4 files changed, 174 insertions, 99 deletions
diff --git a/synapse/rest/media/v1/__init__.py b/synapse/rest/media/v1/__init__.py
index 3dd16d4b..d5b74cdd 100644
--- a/synapse/rest/media/v1/__init__.py
+++ b/synapse/rest/media/v1/__init__.py
@@ -12,33 +12,21 @@
 # See the License for the specific language governing permissions and
 # limitations under the License.
 
-import PIL.Image
+from PIL.features import check_codec
 
 # check for JPEG support.
-try:
-    PIL.Image._getdecoder("rgb", "jpeg", None)
-except OSError as e:
-    if str(e).startswith("decoder jpeg not available"):
-        raise Exception(
-            "FATAL: jpeg codec not supported. Install pillow correctly! "
-            " 'sudo apt-get install libjpeg-dev' then 'pip uninstall pillow &&"
-            " pip install pillow --user'"
-        )
-except Exception:
-    # any other exception is fine
-    pass
+if not check_codec("jpg"):
+    raise Exception(
+        "FATAL: jpeg codec not supported. Install pillow correctly! "
+        " 'sudo apt-get install libjpeg-dev' then 'pip uninstall pillow &&"
+        " pip install pillow --user'"
+    )
 
 
 # check for PNG support.
-try:
-    PIL.Image._getdecoder("rgb", "zip", None)
-except OSError as e:
-    if str(e).startswith("decoder zip not available"):
-        raise Exception(
-            "FATAL: zip codec not supported. Install pillow correctly! "
-            " 'sudo apt-get install libjpeg-dev' then 'pip uninstall pillow &&"
-            " pip install pillow --user'"
-        )
-except Exception:
-    # any other exception is fine
-    pass
+if not check_codec("zlib"):
+    raise Exception(
+        "FATAL: zip codec not supported. Install pillow correctly! "

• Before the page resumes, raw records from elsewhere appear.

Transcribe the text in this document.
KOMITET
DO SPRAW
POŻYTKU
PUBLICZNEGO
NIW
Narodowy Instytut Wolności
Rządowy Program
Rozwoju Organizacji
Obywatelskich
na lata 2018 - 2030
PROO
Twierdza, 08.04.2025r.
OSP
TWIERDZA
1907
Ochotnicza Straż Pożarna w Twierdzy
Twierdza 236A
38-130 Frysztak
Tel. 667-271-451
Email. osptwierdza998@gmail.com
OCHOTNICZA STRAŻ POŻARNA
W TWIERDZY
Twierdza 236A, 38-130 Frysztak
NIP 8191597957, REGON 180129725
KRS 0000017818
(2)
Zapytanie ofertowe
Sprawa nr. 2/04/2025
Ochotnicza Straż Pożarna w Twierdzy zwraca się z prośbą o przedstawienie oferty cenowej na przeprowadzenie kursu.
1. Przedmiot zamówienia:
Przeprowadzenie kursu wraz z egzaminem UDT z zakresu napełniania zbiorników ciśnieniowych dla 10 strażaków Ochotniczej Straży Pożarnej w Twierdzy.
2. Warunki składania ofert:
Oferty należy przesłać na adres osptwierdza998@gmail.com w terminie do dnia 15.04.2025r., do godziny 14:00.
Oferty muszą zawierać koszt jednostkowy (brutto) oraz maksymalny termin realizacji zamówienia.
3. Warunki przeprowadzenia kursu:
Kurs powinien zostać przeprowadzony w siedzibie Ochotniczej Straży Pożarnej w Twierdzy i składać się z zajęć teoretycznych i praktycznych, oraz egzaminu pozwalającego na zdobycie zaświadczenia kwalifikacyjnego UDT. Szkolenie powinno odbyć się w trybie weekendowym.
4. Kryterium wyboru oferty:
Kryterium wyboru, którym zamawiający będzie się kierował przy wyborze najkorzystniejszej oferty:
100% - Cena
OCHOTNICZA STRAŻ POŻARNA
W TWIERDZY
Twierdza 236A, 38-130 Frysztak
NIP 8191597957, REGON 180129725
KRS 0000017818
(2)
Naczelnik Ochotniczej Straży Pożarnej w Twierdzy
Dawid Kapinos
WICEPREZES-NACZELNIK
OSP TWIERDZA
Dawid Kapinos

+        " 'sudo apt-get install libjpeg-dev' then 'pip uninstall pillow &&"
+        " pip install pillow --user'"
+    )
diff --git a/synapse/rest/media/v1/oembed.py b/synapse/rest/media/v1/oembed.py
index e04671fb..78b1603f 100644
--- a/synapse/rest/media/v1/oembed.py
+++ b/synapse/rest/media/v1/oembed.py
@@ -96,6 +96,32 @@ class OEmbedProvider:
         # No match.
         return None
 
+    def autodiscover_from_html(self, tree: "etree.Element") -> Optional[str]:
+        """
+        Search an HTML document for oEmbed autodiscovery information.
+
+        Args:
+            tree: The parsed HTML body.
+
+        Returns:
+            The URL to use for oEmbed information, or None if no URL was found.
+        """
+        # Search for link elements with the proper rel and type attributes.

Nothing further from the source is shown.